A talassemia beta é uma doença hereditária que acomete os glóbulos vermelhos do sangue. Nos casos mais graves, como o de Zain, a vida pode ser prolongada por décadas com transfusões de sangue e uso de drogas. O transplante de medula óssea, porém, melhora as chances de sobrevivência do menino, além de acrescentar-lhe qualidade de vida. Os riscos para o doador são reduzidos.
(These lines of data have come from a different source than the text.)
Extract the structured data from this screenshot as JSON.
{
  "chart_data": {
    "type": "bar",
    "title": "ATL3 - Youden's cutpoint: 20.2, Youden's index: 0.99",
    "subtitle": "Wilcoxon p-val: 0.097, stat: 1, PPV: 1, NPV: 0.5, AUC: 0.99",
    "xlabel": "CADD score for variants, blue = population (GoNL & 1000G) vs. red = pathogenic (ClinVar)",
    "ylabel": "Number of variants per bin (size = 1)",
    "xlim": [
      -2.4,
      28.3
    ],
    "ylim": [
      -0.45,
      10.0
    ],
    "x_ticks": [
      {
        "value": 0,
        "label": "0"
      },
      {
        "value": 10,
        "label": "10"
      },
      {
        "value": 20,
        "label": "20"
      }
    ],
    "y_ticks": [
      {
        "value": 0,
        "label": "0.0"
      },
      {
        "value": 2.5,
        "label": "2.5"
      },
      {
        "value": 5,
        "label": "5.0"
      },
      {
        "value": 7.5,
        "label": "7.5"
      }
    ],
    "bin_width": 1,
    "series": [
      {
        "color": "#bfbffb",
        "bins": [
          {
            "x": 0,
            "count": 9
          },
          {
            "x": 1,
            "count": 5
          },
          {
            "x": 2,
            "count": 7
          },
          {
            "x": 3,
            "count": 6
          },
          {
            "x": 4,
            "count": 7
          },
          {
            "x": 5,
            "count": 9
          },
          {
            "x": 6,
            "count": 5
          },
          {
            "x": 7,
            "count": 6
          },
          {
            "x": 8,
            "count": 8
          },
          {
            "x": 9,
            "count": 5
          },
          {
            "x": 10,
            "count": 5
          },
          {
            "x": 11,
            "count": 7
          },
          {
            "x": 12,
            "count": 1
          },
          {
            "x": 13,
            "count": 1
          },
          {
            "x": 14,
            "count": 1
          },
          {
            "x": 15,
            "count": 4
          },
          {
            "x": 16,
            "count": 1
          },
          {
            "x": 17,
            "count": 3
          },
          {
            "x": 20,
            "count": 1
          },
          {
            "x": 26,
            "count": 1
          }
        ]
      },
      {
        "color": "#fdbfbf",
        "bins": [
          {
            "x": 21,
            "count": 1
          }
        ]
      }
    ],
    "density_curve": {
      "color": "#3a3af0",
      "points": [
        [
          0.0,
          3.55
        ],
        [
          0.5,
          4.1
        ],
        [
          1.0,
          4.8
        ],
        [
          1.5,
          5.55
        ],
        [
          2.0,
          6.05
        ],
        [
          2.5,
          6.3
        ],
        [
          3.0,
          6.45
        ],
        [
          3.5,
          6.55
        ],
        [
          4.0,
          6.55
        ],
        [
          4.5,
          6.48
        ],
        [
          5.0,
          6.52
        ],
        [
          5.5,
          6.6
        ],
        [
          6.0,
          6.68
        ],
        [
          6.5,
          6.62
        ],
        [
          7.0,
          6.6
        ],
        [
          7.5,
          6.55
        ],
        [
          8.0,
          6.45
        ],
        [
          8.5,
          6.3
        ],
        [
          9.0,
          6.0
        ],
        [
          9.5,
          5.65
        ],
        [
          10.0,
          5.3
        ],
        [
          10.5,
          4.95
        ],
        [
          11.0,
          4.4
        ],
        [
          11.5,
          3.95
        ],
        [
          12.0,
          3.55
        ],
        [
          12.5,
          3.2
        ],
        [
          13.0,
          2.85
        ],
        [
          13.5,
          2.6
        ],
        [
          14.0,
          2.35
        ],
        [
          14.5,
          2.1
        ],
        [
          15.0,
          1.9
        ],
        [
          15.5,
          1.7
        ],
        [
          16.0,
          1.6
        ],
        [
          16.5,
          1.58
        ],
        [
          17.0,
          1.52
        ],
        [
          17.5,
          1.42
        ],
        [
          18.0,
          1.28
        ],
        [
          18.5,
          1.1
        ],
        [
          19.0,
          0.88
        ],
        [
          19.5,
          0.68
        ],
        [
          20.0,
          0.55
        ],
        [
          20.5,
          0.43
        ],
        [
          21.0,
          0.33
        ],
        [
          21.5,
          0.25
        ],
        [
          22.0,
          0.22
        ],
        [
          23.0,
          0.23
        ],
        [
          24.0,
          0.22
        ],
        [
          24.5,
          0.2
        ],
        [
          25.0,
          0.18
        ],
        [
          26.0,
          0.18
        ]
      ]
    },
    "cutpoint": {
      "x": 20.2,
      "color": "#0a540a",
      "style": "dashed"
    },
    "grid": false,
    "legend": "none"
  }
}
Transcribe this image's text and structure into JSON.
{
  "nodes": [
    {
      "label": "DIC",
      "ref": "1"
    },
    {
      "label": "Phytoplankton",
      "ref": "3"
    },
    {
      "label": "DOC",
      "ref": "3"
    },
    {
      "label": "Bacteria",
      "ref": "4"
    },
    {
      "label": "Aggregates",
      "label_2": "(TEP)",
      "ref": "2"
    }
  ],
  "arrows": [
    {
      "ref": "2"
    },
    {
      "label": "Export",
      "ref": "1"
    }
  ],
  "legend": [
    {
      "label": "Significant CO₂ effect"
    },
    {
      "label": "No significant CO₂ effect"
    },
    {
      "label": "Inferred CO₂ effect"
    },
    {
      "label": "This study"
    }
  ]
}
É difícil deixar de se solidarizar com Zain. Se a seleção de embriões já é admitida para outras finalidades, como evitar doenças genéticas no próprio nascituro, e se a doação de medula é lícita entre irmãos, mesmo menores, é razoável permitir a seleção. Foi o que decidiu a HFEA após considerar que o procedimento de teste dos tecidos (que ocorre quando o embrião tem só oito células) é seguro e que há justificativas médicas que tornam ético todo o processo.
É verdade que o relaxamento das regras para "projetar" bebês no Reino Unido está longe de tornar a técnica menos polêmica. As dúvidas éticas são respeitáveis. Em algum grau, o bebê projetado estaria sendo usado como banco de tecidos, isto é, como um meio, e não como um fim, o que poderia ser considerado imoral.
O problema talvez se resolva com a exploração do grau. Se a idéia fosse gerar um bebê apenas para roubar-lhe os tecidos e depois descartá-lo, a objeção se colocaria, mas não é o que ocorre. Em princípio, o bebê doador será mais um filho do casal. E não podemos tentar julgar as motivações que levam alguém a querer um filho. Esse é o reino da mais pura subjetividade e assim deve permanecer.
Também há quem tema que a seleção médica de embriões seja o primeiro passo para a seleção estética e mesmo para a manipulação genética. Esse de fato é um risco. Mas a possibilidade de que alguém faça algo errado não pode servir de pretexto para proibir o que parece certo.
A discussão pública sobre o que é ou não aceitável diante das novas perspectivas abertas pela ciência precisa ser ampliada. Os britânicos a estão travando. No Brasil, infelizmente, o assunto segue quase ignorado.